Parameters: scale (float) – A scalar multiplier Tensor. 0.0 disables the regularizer. Returns: Return type: A function with signature lo(weights, name=None) that apply Lo regularization. Raises: ValueError : If scale is outside of the range [0.0, 1.0] or if scale is not a float.
-
tensorlayer.cost.
maxnorm_o_regularizer
(scale)[source]¶ Max-norm output regularization removes the neurons of current layer. Returns a function that can be used to apply max-norm regularization to each column of weight matrix. The implementation follows TensorFlow contrib.
Parameters: scale (float) – A scalar multiplier Tensor. 0.0 disables the regularizer. Returns: Return type: A function with signature mn_o(weights, name=None) that apply Lo regularization. Raises: ValueError : If scale is outside of the range [0.0, 1.0] or if scale is not a float.
-
tensorlayer.cost.
maxnorm_i_regularizer
(scale)[source]¶ Max-norm input regularization removes the neurons of previous layer. Returns a function that can be used to apply max-norm regularization to each row of weight matrix. The implementation follows TensorFlow contrib.
Parameters: scale (float) – A scalar multiplier Tensor. 0.0 disables the regularizer. Returns: Return type: A function with signature mn_i(weights, name=None) that apply Lo regularization. Raises: ValueError : If scale is outside of the range [0.0, 1.0] or if scale is not a float.
Huber Loss¶
-
tensorlayer.cost.
huber_loss
(output, target, is_mean=True, delta=1.0, dynamichuber=False, reverse=False, axis=-1, epsilon=1e-05, name=None)[source]¶ Huber Loss operation, see
https://en.wikipedia.org/wiki/Huber_loss
. Reverse Huber Loss operation, see ‘’https://statweb.stanford.edu/~owen/reports/hhu.pdf’‘. Dynamic Reverse Huber Loss operation, see ‘’https://arxiv.org/pdf/1606.00373.pdf’‘.Parameters: - output (Tensor) – A distribution with shape: [batch_size, ….], (any dimensions).

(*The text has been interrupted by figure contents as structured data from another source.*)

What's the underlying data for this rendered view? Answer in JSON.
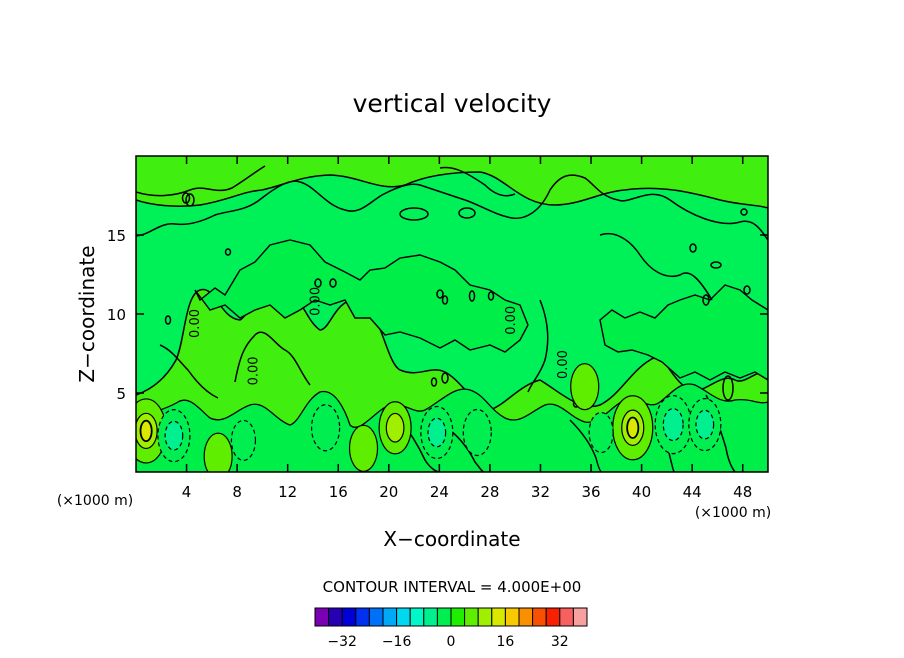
{
  "chart_data": {
    "type": "heatmap",
    "title": "vertical velocity",
    "xlabel": "X−coordinate",
    "ylabel": "Z−coordinate",
    "x_unit": "(×1000 m)",
    "y_unit": "(×1000 m)",
    "xlim": [
      0,
      50
    ],
    "ylim": [
      0,
      20
    ],
    "x_ticks": [
      4,
      8,
      12,
      16,
      20,
      24,
      28,
      32,
      36,
      40,
      44,
      48
    ],
    "y_ticks": [
      5,
      10,
      15
    ],
    "contour_interval_text": "CONTOUR INTERVAL = 4.000E+00",
    "contour_labels": [
      {
        "x": 5.0,
        "y": 9.4,
        "text": "0.00"
      },
      {
        "x": 9.6,
        "y": 6.4,
        "text": "0.00"
      },
      {
        "x": 14.5,
        "y": 10.8,
        "text": "0.00"
      },
      {
        "x": 30.0,
        "y": 9.6,
        "text": "0.00"
      },
      {
        "x": 34.1,
        "y": 6.8,
        "text": "0.00"
      }
    ],
    "features": [
      {
        "type": "updraft",
        "x": 0.8,
        "z": 2.6,
        "value": 6
      },
      {
        "type": "updraft",
        "x": 6.5,
        "z": 1.0,
        "value": 3
      },
      {
        "type": "updraft",
        "x": 18.0,
        "z": 1.5,
        "value": 3
      },
      {
        "type": "updraft",
        "x": 20.5,
        "z": 2.8,
        "value": 4
      },
      {
        "type": "updraft",
        "x": 35.5,
        "z": 5.4,
        "value": 3
      },
      {
        "type": "updraft",
        "x": 39.3,
        "z": 2.8,
        "value": 6
      },
      {
        "type": "downdraft",
        "x": 3.0,
        "z": 2.3,
        "value": -4
      },
      {
        "type": "downdraft",
        "x": 8.5,
        "z": 2.0,
        "value": -2
      },
      {
        "type": "downdraft",
        "x": 15.0,
        "z": 2.8,
        "value": -3
      },
      {
        "type": "downdraft",
        "x": 23.8,
        "z": 2.5,
        "value": -4
      },
      {
        "type": "downdraft",
        "x": 27.0,
        "z": 2.5,
        "value": -3
      },
      {
        "type": "downdraft",
        "x": 36.8,
        "z": 2.5,
        "value": -2
      },
      {
        "type": "downdraft",
        "x": 42.5,
        "z": 3.0,
        "value": -5
      },
      {
        "type": "downdraft",
        "x": 45.0,
        "z": 3.0,
        "value": -4
      }
    ],
    "colorbar": {
      "tick_labels": [
        "−32",
        "−16",
        "0",
        "16",
        "32"
      ],
      "tick_values": [
        -32,
        -16,
        0,
        16,
        32
      ],
      "min": -40,
      "max": 40,
      "step": 4,
      "colors": [
        "#7a00b4",
        "#2800b4",
        "#0000d8",
        "#0030f0",
        "#0070f8",
        "#00a8f8",
        "#00d8f0",
        "#00f8c8",
        "#00f090",
        "#00ee50",
        "#20ee00",
        "#60ee00",
        "#a0ee00",
        "#d8e800",
        "#f8c800",
        "#f89000",
        "#f85000",
        "#f82000",
        "#f86060",
        "#f8a0a0"
      ]
    }
  }
}
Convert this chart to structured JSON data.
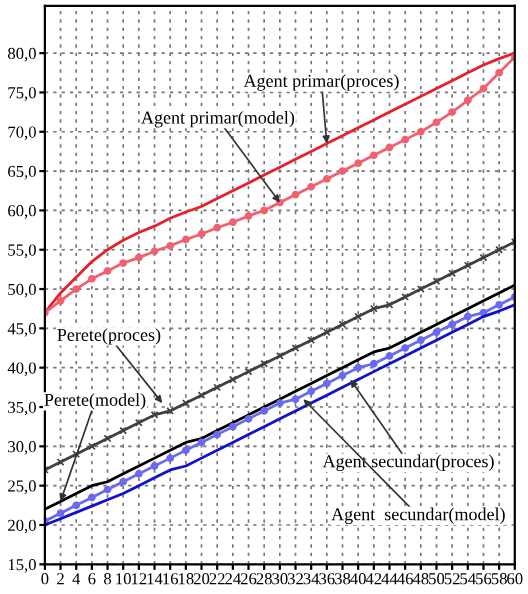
{
  "chart_data": {
    "type": "line",
    "x": [
      0,
      2,
      4,
      6,
      8,
      10,
      12,
      14,
      16,
      18,
      20,
      22,
      24,
      26,
      28,
      30,
      32,
      34,
      36,
      38,
      40,
      42,
      44,
      46,
      48,
      50,
      52,
      54,
      56,
      58,
      60
    ],
    "series": [
      {
        "color": "#e8202a",
        "marker": "none",
        "values": [
          47,
          49.5,
          51.5,
          53.5,
          55,
          56.2,
          57.2,
          58,
          59,
          59.8,
          60.5,
          61.5,
          62.5,
          63.5,
          64.5,
          65.5,
          66.5,
          67.5,
          68.5,
          69.5,
          70.5,
          71.5,
          72.5,
          73.5,
          74.5,
          75.5,
          76.5,
          77.5,
          78.5,
          79.3,
          80
        ]
      },
      {
        "color": "#f06070",
        "marker": "circle",
        "values": [
          47,
          48.5,
          50,
          51.3,
          52.3,
          53.3,
          54,
          54.8,
          55.5,
          56.3,
          57,
          57.8,
          58.5,
          59.3,
          60,
          61,
          62,
          63,
          64,
          65,
          66,
          67,
          68,
          69,
          70,
          71.2,
          72.5,
          74,
          75.5,
          77.5,
          79.5
        ]
      },
      {
        "color": "#404040",
        "marker": "cross",
        "values": [
          27,
          28,
          29,
          30,
          31,
          32,
          33,
          34,
          34.5,
          35.5,
          36.5,
          37.5,
          38.5,
          39.5,
          40.5,
          41.5,
          42.5,
          43.5,
          44.5,
          45.5,
          46.5,
          47.5,
          48,
          49,
          50,
          51,
          52,
          53,
          54,
          55,
          56
        ]
      },
      {
        "color": "#000000",
        "marker": "none",
        "values": [
          22,
          23,
          24,
          25,
          25.5,
          26.5,
          27.5,
          28.5,
          29.5,
          30.5,
          31,
          32,
          33,
          34,
          35,
          36,
          37,
          38,
          39,
          40,
          41,
          42,
          42.5,
          43.5,
          44.5,
          45.5,
          46.5,
          47.5,
          48.5,
          49.5,
          50.5
        ]
      },
      {
        "color": "#6a6af0",
        "marker": "circle",
        "values": [
          20.5,
          21.5,
          22.5,
          23.5,
          24.5,
          25.5,
          26.5,
          27.5,
          28.5,
          29.5,
          30.5,
          31.5,
          32.5,
          33.5,
          34.5,
          35.5,
          36,
          37,
          38,
          39,
          40,
          40.5,
          41.5,
          42.5,
          43.5,
          44.5,
          45.5,
          46.5,
          47,
          48,
          49
        ]
      },
      {
        "color": "#1010d0",
        "marker": "none",
        "values": [
          20,
          20.8,
          21.6,
          22.4,
          23.2,
          24,
          25,
          26,
          27,
          27.5,
          28.5,
          29.5,
          30.5,
          31.5,
          32.5,
          33.5,
          34.5,
          35.5,
          36.5,
          37.5,
          38.5,
          39.5,
          40.5,
          41.5,
          42.5,
          43.5,
          44.5,
          45.5,
          46.5,
          47.2,
          48
        ]
      }
    ],
    "annotations": [
      {
        "text": "Agent primar(proces)",
        "x": 36,
        "y": 68.5
      },
      {
        "text": "Agent primar(model)",
        "x": 30,
        "y": 61
      },
      {
        "text": "Perete(proces)",
        "x": 15,
        "y": 35.5
      },
      {
        "text": "Perete(model)",
        "x": 2,
        "y": 23
      },
      {
        "text": "Agent secundar(proces)",
        "x": 39,
        "y": 38.5
      },
      {
        "text": "Agent  secundar(model)",
        "x": 33,
        "y": 36
      }
    ],
    "xlim": [
      0,
      60
    ],
    "xticks": [
      0,
      2,
      4,
      6,
      8,
      10,
      12,
      14,
      16,
      18,
      20,
      22,
      24,
      26,
      28,
      30,
      32,
      34,
      36,
      38,
      40,
      42,
      44,
      46,
      48,
      50,
      52,
      54,
      56,
      58,
      60
    ],
    "ylim": [
      15,
      86
    ],
    "yticks": [
      {
        "value": 15,
        "label": "15,0"
      },
      {
        "value": 20,
        "label": "20,0"
      },
      {
        "value": 25,
        "label": "25,0"
      },
      {
        "value": 30,
        "label": "30,0"
      },
      {
        "value": 35,
        "label": "35,0"
      },
      {
        "value": 40,
        "label": "40,0"
      },
      {
        "value": 45,
        "label": "45,0"
      },
      {
        "value": 50,
        "label": "50,0"
      },
      {
        "value": 55,
        "label": "55,0"
      },
      {
        "value": 60,
        "label": "60,0"
      },
      {
        "value": 65,
        "label": "65,0"
      },
      {
        "value": 70,
        "label": "70,0"
      },
      {
        "value": 75,
        "label": "75,0"
      },
      {
        "value": 80,
        "label": "80,0"
      }
    ],
    "grid": true,
    "legend": false
  }
}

- target (Tensor) – The target distribution, format the same with output.
- is_mean (boolean) – Whether compute the mean or sum for each example.
- If True, use
tf.reduce_mean
to compute the loss between one target and predict data (default). - If False, usetf.reduce_sum
. - delta (float) – The point where the huber loss function changes from a quadratic to linear.
- dynamichuber (boolean) – Whether compute the coefficient c for each batch. - If True, c is 20% of the maximal per-batch error. - If False, c is delta.
- reverse (boolean) – Whether compute the reverse huber loss.
- axis (int or list of int) – The dimensions to reduce.
- epsilon – Eplison.
- name (string) – Name of this loss.